Is 12 amu for Carbon-12 exact or rounded? I'm having a difficult time understanding how Carbon-12 has an atomic mass of 12. Each proton and neutron has an atomic mass that is just slightly above 1 amu, so wouldn't Carbon-12 also be above 12?
Neutron = 1.0034 amu
Proton = 1.0073 amu
Carbon-12 = 6 protons and 6 neutrons.
AMU of 6 protons (6.0438amu) and 6 neutrons (6.0204amu) = 12.0642amu
I understand atomic weight, being the average of mass of isotopes on earth. But I do not understand how Carbon-12 = 12 amu, unless is is just rounded down to a whole number for simplicity purposes. If someone could please shed some light upon this I'd be most grateful!
 A: Carbon12 is 12 unified amu by definition (see David's comment below).

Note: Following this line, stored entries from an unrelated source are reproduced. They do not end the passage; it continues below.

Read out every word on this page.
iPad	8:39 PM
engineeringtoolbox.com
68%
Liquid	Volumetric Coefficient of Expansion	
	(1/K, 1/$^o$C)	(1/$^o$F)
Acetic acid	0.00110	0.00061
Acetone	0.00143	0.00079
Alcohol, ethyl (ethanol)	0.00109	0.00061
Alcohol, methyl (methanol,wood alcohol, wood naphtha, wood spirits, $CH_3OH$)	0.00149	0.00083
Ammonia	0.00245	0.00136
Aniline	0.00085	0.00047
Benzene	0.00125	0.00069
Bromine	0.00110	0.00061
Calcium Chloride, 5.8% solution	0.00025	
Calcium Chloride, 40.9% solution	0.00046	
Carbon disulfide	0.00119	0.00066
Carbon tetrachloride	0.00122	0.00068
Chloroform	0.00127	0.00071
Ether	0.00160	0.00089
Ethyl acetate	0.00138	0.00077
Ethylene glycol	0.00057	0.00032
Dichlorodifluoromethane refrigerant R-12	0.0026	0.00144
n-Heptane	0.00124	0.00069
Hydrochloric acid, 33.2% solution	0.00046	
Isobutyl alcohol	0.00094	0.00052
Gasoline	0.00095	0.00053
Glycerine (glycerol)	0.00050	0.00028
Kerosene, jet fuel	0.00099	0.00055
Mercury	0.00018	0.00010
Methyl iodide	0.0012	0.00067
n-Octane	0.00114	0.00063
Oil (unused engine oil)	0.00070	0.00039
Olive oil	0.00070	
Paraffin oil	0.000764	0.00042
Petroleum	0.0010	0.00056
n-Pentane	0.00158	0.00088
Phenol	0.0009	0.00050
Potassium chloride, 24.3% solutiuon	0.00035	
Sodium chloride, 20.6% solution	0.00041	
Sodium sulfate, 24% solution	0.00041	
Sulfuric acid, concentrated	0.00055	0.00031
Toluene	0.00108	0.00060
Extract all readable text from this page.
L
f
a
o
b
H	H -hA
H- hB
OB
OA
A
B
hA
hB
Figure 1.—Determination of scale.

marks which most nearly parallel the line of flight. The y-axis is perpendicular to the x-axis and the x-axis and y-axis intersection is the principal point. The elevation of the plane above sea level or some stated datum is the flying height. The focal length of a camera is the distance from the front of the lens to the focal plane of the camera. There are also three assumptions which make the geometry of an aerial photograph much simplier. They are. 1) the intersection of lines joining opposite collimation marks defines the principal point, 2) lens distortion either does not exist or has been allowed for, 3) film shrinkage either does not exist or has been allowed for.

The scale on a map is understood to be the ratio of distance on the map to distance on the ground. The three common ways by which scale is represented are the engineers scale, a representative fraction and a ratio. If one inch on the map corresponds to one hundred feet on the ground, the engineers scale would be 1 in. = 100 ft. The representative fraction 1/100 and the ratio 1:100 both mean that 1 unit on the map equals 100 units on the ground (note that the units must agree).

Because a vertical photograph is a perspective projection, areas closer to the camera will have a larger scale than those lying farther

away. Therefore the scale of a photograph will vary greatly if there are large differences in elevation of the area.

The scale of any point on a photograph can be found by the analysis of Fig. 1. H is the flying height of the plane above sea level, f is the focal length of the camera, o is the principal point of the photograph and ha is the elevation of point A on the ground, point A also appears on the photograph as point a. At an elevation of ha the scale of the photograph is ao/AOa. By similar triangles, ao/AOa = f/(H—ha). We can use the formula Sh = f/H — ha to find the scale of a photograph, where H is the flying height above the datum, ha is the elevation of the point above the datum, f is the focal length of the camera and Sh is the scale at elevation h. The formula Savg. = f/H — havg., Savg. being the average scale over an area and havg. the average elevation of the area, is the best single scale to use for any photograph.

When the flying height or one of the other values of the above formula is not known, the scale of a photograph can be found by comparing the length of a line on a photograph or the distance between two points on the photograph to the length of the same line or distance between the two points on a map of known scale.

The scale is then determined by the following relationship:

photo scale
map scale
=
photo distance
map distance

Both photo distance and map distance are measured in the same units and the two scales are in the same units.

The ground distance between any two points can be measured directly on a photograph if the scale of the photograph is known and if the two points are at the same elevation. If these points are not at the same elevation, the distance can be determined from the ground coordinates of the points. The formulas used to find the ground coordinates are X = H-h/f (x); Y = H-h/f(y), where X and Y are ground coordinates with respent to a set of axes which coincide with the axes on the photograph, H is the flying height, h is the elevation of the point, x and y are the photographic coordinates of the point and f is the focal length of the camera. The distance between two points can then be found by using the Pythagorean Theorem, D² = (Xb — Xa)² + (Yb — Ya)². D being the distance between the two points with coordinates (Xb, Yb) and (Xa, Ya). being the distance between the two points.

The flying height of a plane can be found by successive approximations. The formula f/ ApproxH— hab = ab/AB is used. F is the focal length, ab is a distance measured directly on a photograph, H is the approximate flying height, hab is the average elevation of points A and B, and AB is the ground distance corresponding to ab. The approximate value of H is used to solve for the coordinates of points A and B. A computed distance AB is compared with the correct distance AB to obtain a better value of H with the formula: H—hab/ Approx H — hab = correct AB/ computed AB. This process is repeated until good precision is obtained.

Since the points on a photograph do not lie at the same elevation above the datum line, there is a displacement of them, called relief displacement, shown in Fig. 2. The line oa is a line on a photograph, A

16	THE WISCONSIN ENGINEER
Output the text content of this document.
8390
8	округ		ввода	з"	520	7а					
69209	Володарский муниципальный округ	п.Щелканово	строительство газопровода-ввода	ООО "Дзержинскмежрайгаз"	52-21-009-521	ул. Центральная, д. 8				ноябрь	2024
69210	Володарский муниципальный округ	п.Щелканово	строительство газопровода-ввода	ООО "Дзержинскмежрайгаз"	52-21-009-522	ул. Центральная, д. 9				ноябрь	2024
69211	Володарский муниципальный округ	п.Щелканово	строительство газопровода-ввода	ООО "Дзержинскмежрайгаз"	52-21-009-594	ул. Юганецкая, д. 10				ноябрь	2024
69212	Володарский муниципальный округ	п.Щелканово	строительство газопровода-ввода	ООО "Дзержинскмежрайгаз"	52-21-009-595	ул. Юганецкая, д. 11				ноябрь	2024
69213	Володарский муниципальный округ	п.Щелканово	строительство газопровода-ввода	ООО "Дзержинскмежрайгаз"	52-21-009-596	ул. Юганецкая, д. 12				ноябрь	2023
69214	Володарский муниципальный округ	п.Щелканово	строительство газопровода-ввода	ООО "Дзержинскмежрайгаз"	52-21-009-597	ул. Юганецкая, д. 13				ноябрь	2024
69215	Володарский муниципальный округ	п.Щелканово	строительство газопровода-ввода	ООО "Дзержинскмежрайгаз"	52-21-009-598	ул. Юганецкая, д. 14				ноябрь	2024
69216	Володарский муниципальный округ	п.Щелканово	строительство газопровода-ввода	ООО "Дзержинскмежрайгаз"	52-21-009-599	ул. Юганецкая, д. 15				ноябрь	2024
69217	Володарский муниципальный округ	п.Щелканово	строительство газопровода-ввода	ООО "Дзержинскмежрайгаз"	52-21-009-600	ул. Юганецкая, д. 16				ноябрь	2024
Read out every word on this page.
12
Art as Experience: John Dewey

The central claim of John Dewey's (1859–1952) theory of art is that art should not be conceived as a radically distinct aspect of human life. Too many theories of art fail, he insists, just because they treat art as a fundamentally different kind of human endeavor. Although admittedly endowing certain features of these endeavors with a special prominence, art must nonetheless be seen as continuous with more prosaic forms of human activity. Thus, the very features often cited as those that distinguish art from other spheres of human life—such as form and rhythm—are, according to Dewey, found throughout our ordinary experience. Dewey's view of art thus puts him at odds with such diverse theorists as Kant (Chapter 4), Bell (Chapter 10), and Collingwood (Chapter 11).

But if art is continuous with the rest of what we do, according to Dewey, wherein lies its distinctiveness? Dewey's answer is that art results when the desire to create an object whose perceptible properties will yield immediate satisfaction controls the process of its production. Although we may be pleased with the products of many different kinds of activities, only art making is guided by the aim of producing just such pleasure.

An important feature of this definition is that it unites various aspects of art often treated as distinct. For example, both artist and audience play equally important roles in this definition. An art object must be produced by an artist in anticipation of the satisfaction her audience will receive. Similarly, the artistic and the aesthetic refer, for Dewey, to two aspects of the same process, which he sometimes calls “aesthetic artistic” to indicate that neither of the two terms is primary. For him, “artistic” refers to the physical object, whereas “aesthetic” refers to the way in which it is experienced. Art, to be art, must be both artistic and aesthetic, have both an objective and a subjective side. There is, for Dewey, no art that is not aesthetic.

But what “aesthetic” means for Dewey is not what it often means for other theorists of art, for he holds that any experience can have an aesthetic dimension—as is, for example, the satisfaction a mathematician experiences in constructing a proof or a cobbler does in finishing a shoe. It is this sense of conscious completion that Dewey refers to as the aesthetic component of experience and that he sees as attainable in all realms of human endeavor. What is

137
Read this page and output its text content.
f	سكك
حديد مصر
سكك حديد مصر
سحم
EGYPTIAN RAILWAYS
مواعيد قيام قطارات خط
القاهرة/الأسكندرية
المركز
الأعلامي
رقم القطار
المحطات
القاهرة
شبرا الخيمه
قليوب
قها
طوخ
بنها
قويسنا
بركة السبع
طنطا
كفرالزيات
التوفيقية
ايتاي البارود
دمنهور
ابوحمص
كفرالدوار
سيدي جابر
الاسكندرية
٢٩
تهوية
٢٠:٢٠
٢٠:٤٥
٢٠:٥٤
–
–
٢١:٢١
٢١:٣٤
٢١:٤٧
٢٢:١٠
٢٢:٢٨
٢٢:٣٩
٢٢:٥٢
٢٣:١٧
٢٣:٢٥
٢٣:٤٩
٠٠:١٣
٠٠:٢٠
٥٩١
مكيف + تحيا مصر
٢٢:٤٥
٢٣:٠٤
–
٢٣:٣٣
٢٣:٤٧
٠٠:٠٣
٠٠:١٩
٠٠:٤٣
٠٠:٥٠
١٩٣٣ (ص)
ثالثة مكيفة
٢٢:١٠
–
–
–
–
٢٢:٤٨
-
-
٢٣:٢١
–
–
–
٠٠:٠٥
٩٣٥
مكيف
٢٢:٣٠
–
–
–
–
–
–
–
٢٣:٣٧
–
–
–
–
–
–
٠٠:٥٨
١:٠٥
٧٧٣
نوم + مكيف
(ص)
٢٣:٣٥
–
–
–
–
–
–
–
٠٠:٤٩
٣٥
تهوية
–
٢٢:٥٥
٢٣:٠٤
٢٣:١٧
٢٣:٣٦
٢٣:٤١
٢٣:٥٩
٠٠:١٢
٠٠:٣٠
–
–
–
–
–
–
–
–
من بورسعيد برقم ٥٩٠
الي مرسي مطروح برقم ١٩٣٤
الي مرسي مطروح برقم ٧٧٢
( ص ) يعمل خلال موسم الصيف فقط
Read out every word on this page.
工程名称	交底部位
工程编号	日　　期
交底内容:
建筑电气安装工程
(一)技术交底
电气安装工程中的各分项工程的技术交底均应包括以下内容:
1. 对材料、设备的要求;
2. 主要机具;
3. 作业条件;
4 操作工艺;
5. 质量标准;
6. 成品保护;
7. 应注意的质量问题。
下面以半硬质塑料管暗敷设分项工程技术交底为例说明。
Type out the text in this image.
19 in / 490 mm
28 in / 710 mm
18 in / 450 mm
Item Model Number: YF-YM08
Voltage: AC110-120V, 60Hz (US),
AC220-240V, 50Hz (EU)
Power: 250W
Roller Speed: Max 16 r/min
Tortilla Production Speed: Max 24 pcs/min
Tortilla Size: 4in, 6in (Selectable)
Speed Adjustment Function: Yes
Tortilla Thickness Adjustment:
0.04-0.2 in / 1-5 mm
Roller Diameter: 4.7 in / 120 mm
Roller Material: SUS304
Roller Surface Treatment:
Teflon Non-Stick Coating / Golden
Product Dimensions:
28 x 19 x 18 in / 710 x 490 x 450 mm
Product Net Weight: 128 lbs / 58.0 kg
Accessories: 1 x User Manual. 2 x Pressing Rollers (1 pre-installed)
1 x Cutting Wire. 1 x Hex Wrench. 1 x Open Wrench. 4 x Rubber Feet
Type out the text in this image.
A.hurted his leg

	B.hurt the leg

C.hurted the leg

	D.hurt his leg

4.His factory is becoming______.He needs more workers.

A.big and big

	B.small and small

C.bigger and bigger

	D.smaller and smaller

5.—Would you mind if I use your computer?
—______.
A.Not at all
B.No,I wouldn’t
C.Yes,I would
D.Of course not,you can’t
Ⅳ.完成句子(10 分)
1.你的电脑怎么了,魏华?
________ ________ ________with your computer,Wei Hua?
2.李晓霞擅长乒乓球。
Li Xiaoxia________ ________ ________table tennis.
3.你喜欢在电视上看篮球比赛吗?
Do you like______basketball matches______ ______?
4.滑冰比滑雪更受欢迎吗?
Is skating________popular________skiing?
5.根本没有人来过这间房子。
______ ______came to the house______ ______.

The masses you quote for free protons and neutrons are not the same as their mass when bound in a nucleus. The binding energy of C12 is around 92MeV which accounts for the missing 0.064amu in your example.
A: Reading your comments to the other answer, I feel like something should be clarified here.
In an atomic nucleus, a number of protons and neutrons are in a bound state -- just like an electron and a proton in a Hydrogen atom.
Such a bound state of particles has a binding energy.
Imagine you begin with all the parts of the nucleus (the partons) infinitely far apart, at this point their potential energy is zero.
If you move them together, once they are close enough to feel the strong nuclear force, they will attract each other / "fall in a potential well".
The potential energy they are losing during this process is the binding energy $E_b$.
Now, the total energy of the system is
$$ E = \sum_{\text{parton } k} m_k\, c^2 - E_b . $$
This is the energy of the bound state, the nucleus, at rest and therefore corresponds to its rest mass:
$$ M = E/c^2 = \sum_k m_k - \frac{E_b}{c^2} . $$
You can see there is a mass deficit: The mass of the nucleus is smaller than the sum of the masses of its components.
It is very hard to calculate the mass deficit of a nucleus; in fact, this is a many-body problem which can not be analytically solved. You might be interested in the semi-empirical mass formula of Bethe and Weizsäcker or in this diagram of binding energy per nucleus for various isotopes.
Finally, C12 has 6 pairs of protons and neutrons, O16 has 8 pairs, but the mass of O16 is not exactly 8/6 times the mass of C12 but again slightly less. One u is now simply defined to be 1/12 the mass of a C12 atom, hence all smaller nuclei tend to have slightly "too high" masses and all larger nuclei tend to have "too small" masses.